Les deux autres sont des quasi-inconnus: Ali Zeghdoud, président du microscopique Rassemblent algérien (RA) et Abdelkrim Hamadi, un indépendant. Déjà candidats déclarés lors de précédentes présidentielles, leur dossier n’avait pas été validé.
L’opposition, inaudible et totalement absente du mouvement de contestation né des seuls réseaux sociaux, a brièvement tenté et en vain de se mettre d’accord sur un candidat unique.

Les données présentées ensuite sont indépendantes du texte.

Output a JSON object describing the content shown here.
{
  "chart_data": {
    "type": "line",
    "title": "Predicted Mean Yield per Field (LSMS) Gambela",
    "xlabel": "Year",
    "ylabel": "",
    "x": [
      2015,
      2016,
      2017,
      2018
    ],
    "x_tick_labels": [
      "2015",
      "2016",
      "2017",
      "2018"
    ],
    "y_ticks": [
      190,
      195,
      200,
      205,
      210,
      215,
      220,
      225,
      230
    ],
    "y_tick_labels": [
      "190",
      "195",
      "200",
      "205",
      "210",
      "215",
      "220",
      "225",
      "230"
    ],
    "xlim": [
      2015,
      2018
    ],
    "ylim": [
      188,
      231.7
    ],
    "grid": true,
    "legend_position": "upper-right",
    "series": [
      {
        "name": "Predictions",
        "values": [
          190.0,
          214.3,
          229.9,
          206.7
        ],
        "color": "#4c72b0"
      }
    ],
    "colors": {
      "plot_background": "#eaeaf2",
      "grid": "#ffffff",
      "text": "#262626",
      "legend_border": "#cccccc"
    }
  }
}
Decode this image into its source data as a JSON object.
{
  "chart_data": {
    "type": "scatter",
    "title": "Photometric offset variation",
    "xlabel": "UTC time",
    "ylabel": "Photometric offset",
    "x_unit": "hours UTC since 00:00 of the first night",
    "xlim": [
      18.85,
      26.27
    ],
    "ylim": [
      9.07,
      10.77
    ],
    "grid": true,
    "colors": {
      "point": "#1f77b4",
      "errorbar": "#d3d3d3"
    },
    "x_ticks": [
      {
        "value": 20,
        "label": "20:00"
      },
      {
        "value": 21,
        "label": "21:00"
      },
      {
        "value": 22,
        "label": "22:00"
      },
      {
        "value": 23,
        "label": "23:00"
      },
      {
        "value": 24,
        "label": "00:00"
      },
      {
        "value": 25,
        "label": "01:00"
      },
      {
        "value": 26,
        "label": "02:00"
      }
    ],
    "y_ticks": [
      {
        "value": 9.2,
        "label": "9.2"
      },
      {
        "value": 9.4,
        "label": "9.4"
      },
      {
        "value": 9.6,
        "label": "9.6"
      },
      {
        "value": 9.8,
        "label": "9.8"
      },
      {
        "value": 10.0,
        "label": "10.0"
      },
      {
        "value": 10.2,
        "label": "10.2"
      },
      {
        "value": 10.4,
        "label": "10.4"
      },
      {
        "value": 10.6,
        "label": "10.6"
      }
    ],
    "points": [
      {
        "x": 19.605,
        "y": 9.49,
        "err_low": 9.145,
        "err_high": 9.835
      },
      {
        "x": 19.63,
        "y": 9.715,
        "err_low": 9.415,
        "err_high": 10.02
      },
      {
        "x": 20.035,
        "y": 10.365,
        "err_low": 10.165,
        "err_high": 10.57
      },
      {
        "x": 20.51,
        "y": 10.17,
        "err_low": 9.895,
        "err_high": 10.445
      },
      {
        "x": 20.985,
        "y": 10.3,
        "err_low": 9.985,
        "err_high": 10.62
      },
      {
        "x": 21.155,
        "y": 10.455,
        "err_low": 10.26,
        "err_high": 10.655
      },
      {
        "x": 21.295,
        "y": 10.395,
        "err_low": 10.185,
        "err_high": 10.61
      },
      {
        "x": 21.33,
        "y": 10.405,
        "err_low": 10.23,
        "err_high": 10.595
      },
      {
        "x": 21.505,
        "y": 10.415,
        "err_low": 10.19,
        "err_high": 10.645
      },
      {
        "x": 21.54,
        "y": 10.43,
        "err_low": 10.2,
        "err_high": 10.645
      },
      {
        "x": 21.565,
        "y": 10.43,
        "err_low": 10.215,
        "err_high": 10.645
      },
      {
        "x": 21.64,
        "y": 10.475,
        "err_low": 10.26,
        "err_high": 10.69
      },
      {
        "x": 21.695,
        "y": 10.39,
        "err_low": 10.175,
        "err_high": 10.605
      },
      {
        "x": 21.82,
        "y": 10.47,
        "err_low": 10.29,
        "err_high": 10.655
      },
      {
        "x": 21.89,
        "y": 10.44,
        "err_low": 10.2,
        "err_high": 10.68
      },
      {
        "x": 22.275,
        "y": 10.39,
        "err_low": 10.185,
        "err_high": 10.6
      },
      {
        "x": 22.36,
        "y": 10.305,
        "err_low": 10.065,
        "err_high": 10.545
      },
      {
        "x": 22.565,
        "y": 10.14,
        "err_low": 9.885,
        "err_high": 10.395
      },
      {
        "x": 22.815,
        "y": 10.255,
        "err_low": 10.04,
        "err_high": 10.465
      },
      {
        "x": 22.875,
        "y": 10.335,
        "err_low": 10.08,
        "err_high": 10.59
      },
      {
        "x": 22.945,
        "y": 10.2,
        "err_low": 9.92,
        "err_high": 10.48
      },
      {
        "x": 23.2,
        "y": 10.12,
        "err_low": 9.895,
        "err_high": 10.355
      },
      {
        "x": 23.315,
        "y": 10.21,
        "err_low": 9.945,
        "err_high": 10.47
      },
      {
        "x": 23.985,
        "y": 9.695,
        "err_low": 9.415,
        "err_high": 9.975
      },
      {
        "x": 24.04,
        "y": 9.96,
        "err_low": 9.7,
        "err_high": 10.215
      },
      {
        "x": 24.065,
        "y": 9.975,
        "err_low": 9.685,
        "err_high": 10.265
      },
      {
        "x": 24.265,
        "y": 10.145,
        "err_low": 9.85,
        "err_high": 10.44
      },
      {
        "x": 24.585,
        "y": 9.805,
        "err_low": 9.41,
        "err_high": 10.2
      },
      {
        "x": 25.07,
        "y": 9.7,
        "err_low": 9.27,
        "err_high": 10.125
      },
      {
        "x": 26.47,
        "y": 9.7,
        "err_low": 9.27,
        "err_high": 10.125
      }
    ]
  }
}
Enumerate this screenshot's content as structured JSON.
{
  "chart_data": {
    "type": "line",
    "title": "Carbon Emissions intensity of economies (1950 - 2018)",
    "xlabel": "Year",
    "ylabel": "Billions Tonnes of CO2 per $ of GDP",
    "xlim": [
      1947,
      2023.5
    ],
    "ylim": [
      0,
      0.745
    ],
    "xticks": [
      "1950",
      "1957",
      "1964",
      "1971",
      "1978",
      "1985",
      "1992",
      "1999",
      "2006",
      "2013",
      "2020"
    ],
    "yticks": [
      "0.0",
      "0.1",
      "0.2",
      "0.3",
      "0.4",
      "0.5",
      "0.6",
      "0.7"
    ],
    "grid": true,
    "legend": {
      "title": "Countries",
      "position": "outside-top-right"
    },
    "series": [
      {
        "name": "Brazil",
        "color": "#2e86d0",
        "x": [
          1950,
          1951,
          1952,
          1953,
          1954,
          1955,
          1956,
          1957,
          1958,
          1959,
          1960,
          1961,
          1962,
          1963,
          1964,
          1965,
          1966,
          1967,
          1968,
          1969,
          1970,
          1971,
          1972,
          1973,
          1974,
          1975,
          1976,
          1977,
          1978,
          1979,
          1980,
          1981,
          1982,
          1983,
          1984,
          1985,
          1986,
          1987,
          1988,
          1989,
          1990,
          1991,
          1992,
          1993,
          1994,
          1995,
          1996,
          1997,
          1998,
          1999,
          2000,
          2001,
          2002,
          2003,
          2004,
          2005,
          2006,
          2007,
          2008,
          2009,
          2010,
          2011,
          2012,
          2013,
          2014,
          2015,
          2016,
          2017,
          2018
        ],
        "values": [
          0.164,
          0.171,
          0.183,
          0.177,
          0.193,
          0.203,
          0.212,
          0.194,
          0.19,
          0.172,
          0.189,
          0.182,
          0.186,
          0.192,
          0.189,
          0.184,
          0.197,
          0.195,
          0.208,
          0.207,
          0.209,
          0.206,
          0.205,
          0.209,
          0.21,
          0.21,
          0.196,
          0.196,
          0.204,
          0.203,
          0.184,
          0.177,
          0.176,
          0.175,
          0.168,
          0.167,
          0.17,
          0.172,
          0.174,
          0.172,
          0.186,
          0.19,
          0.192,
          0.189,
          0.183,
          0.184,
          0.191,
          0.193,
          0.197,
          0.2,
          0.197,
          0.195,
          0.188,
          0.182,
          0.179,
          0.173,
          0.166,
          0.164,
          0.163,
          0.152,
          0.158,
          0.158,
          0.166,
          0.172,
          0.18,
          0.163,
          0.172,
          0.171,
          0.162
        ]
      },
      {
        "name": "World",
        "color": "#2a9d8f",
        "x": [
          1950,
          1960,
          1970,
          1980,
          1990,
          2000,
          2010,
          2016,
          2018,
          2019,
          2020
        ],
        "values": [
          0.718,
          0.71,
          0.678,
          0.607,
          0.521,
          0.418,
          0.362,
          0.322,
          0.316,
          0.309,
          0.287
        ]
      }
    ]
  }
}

Principal adversaire de M. Bouteflika aux présidentielles de 2004 et 2014, son ancien Premier ministre Ali Benflis annoncera dimanche s’il se porte ou non candidat. Tout comme Abderrezak Makri, président et candidat déclaré du Mouvement de la société pour la paix (MSP), principal parti islamiste qui a rompu en 2012 avec l’alliance présidentielle.
Ali Ghediri, général à la retraite débarqué sans parti fin 2018 de façon fracassante sur la scène politique en promettant notamment une "IIe République" et qui était extrêmement discret ces dernières semaines, déposera son dossier dimanche matin, a annoncé son coordinateur de campagne, Mokrane Ait Larbi sur le compte Facebook du candidat.
L’homme d’affaires Rachid Nekkaz, omniprésent sur les réseaux sociaux et qui draine des foules de jeunes enthousiastes, semble ne pas remplir les conditions d’éligibilité. Il dit avoir obtenu la perte de sa nationalité française, mais la loi électorale prévoit qu’un candidat ne doit jamais "avoir possédé une autre nationalité" qu’algérienne.
Une fois les dossiers déposés, le Conseil constitutionnel statuera dans les dix jours sur leur validité.